Release Strategy and Distribution
Make two masters. One for streaming platforms that conforms to loudness normalization and one for DJ pools and radio that keeps the full club punch. Upload both and label them clearly.
- ISRC codes Get ISRC codes when you distribute. They track plays so you get paid.
- Metadata Fill artist name, track name, and composer fields correctly. Wrong metadata kills playlists.
- Premiere Send to blogs, YouTube channels, and DJs for premiere. A premiere with a known channel increases plays.
- Stems Provide stems to DJs and remixers. Stems help create community and remixes bring more ears.
Common Rawstyle Mistakes and How to Fix Them
- Kick and sub fighting Fix by redesigning the kick or moving the sub to complementary notes and sidechaining the bass under the kick.
- Screech is too loud Fix with gentle multiband compression and a resonant notch where the screech crowds the vocal space.
- Mix sounds thin Fix by layering low mids on leads and using parallel compression on drums for warmth.
- No clear cue points for DJs Fix by providing clean intros and outros and a short breakdown before main drops.
Action Plan You Can Execute Today
- Create a two element idea Pick a kick sample and design a one note screech. Keep the idea under 60 seconds.

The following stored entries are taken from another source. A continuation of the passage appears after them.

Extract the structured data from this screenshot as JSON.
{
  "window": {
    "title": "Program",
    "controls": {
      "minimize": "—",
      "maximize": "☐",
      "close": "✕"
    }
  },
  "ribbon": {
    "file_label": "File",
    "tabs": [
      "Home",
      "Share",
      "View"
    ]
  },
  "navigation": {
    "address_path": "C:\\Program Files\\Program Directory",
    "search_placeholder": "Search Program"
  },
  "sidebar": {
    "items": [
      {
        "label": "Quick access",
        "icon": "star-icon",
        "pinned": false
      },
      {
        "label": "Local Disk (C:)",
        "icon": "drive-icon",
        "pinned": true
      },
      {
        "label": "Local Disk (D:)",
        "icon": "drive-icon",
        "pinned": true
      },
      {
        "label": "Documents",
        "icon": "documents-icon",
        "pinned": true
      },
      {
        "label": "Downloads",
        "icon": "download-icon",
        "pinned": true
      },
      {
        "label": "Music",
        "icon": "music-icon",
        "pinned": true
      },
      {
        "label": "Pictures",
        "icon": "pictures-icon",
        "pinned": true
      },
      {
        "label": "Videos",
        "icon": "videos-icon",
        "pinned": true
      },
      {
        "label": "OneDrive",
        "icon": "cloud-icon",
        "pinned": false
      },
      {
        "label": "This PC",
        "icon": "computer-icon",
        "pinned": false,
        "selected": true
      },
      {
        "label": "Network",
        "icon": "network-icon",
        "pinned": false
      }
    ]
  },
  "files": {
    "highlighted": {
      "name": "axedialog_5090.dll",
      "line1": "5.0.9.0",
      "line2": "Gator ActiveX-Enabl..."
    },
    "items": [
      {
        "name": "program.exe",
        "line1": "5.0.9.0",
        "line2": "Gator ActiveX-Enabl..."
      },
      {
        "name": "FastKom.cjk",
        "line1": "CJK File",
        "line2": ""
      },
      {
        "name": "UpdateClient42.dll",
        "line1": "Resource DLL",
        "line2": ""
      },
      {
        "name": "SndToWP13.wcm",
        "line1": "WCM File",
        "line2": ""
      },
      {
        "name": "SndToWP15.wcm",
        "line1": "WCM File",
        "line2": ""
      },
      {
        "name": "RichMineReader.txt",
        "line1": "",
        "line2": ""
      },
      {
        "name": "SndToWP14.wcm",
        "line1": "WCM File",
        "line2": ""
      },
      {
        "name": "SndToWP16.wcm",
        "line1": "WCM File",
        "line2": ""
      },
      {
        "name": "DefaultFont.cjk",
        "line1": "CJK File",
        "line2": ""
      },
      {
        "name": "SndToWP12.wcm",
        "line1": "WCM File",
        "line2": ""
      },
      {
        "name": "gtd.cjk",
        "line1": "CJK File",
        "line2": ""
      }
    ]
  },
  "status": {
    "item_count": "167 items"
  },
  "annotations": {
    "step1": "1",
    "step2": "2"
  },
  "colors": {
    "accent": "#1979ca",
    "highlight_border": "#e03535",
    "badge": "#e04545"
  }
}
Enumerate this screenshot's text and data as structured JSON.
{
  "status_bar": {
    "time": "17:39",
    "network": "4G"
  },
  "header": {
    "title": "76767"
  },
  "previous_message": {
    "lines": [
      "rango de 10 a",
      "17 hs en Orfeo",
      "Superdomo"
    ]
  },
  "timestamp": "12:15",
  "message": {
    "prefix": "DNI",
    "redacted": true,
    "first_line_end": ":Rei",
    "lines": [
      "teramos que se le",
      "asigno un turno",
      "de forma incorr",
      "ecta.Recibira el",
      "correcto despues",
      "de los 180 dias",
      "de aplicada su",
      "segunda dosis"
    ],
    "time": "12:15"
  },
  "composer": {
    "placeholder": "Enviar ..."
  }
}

- Make a 32 bar loop Build an intro, a build, and a drop. Keep the first drop simple.
- Test the kick Listen on phone, laptop, car. Adjust EQ so the kick hits everywhere.
- Write a chant Create one line and place it on the drop. Record two takes and process them differently.
- Export a DJ friendly loop Provide 16 bars of intro and outro. Send it to a friend DJ and ask for honest feedback.
Exercises to Improve Fast
30 minute kick challenge
Set a timer for 30 minutes. Build a kick from scratch using a sample, sub, distortion, and EQ. Export and compare to a pro track.
Screech doodle
Spend 20 minutes making screeches in different synths. Save three that are unique and layer them into a drop.
Vocal compression test
Record one shouted line and process it with three different saturation chains. Choose the one that feels raw but intelligible.
Frequently Asked Questions
What tempo should rawstyle be
Rawstyle commonly ranges between 150 and 160 BPM. Choose a tempo within this range that feels right for your vocal phrasing and groove. Faster can feel more aggressive while slower can feel heavier.
How do I make a rawstyle kick
Layer a punchy sample, add a clean monophonic sub, apply distortion for harmonic content, use a pitch envelope for attack, then sculpt with transient shaping and EQ. Sidechain your bass to the kick so energy stays clear.
What is a screech and how do I create one
A screech is a harsh, high mid lead often created with wavetable synths, filters, LFOs, and distortion. Start with a bright wavetable, add a bandpass or formant filter, modulate cutoff with an envelope, then resample and distort for texture.
How loud should a rawstyle master be
For DJ and club masters aim around minus 6 to minus 8 LUFS integrated. Create a separate streaming master normalized to platform targets like minus 14 LUFS for Spotify. Always keep a little headroom before limiting.
Can rawstyle have vocals
Yes. Vocals in rawstyle are usually short phrases or chants. Keep them direct and process them aggressively with distortion, pitch, and formant changes to fit the raw tone.
Do I need expensive plugins
No. Many free tools do great work. Vital is a free wavetable synth that makes excellent screeches. Use free saturation plugins and learn to resample and layer. Expensive plugins help but skill matters more.